Single by Dimmu Borgir

from the album Death Cult Armageddon
- Released: May 14, 2004
- Recorded: 2003
- Genre: Symphonic black metal, melodic black metal
- Length: 7:18
- Label: Nuclear Blast Records
- Songwriters: Mustis, Shagrath, Silenoz
- Producer: Dimmu Borgir

Dimmu Borgir singles chronology
| "'"Progenies of the Great Apocalypse"'" (2003) | "Vredesbyrd" (2004) | "'"The Serpentine Offering"'" (2007) |

= Vredesbyrd =

"Vredesbyrd" (Testimony of Wrath) is the second single by Dimmu Borgir from their 2003 album Death Cult Armageddon. The song is the fourth track on the album. "Vredesbyrd" was also released as a single in 2004. The single contains, together with the radio edit of "Vredesbyrd", the radio edit of the song "Progenies of the Great Apocalypse" as well.
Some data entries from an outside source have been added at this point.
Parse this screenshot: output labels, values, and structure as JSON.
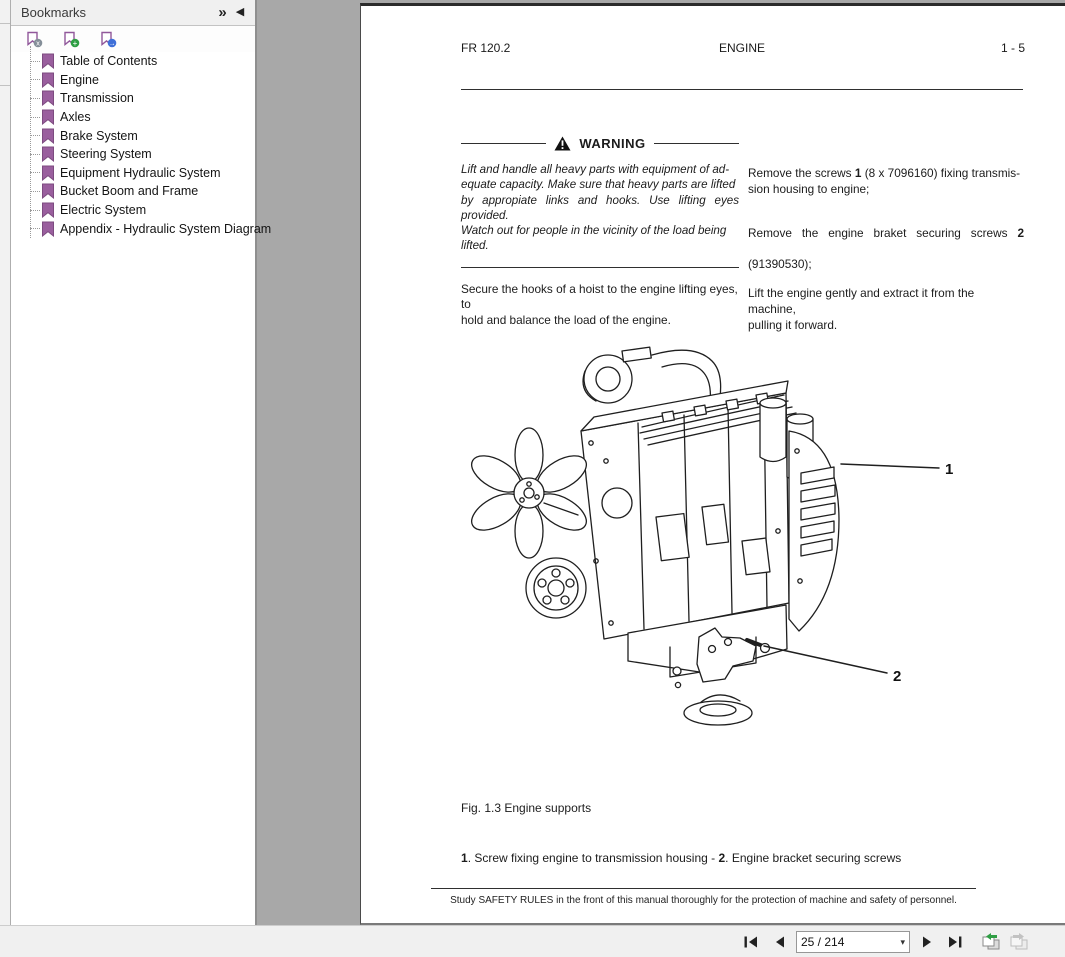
{
  "colors": {
    "bookmark_purple": "#91589b",
    "canvas_gray": "#a8a8a8",
    "chrome_gray": "#f0f0f0",
    "badge_delete": "#848e98",
    "badge_new": "#2e9e43",
    "badge_goto": "#3f6fd8"
  },
  "sidebar": {
    "title": "Bookmarks",
    "header_icons": {
      "expand": "»",
      "collapse": "◀"
    },
    "toolbar_icons": [
      {
        "name": "delete-bookmark",
        "symbol": "×"
      },
      {
        "name": "new-bookmark",
        "symbol": "+"
      },
      {
        "name": "goto-bookmark",
        "symbol": "→"
      }
    ],
    "items": [
      "Table of Contents",
      "Engine",
      "Transmission",
      "Axles",
      "Brake System",
      "Steering System",
      "Equipment Hydraulic System",
      "Bucket Boom and Frame",
      "Electric System",
      "Appendix - Hydraulic System Diagram"
    ]
  },
  "page": {
    "header": {
      "left": "FR 120.2",
      "center": "ENGINE",
      "right": "1 - 5"
    },
    "warning": {
      "title": "WARNING",
      "body": "Lift and handle all heavy parts with equipment of ad-\nequate capacity. Make sure that heavy parts are lifted\nby appropiate links and hooks. Use lifting eyes provided.\nWatch out for people in the vicinity of the load being\nlifted."
    },
    "secure_text": "Secure the hooks of a hoist to the engine lifting eyes, to\nhold and balance the load of the engine.",
    "col_right": {
      "p1_pre": "Remove the screws ",
      "p1_num": "1",
      "p1_post": " (8 x 7096160) fixing transmis-\nsion housing to engine;",
      "p2_pre": "Remove the engine braket securing screws ",
      "p2_num": "2",
      "p2_line2": "(91390530);",
      "p3": "Lift the engine gently and extract it from the machine,\npulling it forward."
    },
    "figure": {
      "callout1": "1",
      "callout2": "2",
      "caption": "Fig. 1.3 Engine supports"
    },
    "parts_caption": {
      "n1": "1",
      "t1": ". Screw fixing engine to transmission housing - ",
      "n2": "2",
      "t2": ". Engine bracket securing screws"
    },
    "footer": "Study SAFETY RULES in the front of this manual thoroughly for the protection of machine and safety of personnel."
  },
  "navbar": {
    "page_value": "25 / 214"
  }
}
In the CMJ New Music Report, the song was described as "testosterone pumping".

==Track listing==
1. "Vredesbyrd" (Radio Edit) – 3:44
2. "Progenies of the Great Apocalypse" (Radio Edit) – 3:35
3. "Progenies of the Great Apocalypse" (music video) – 3:35

==Appearance==
The song was featured and appeared on the soundtrack of the 2005 film Alone In The Dark.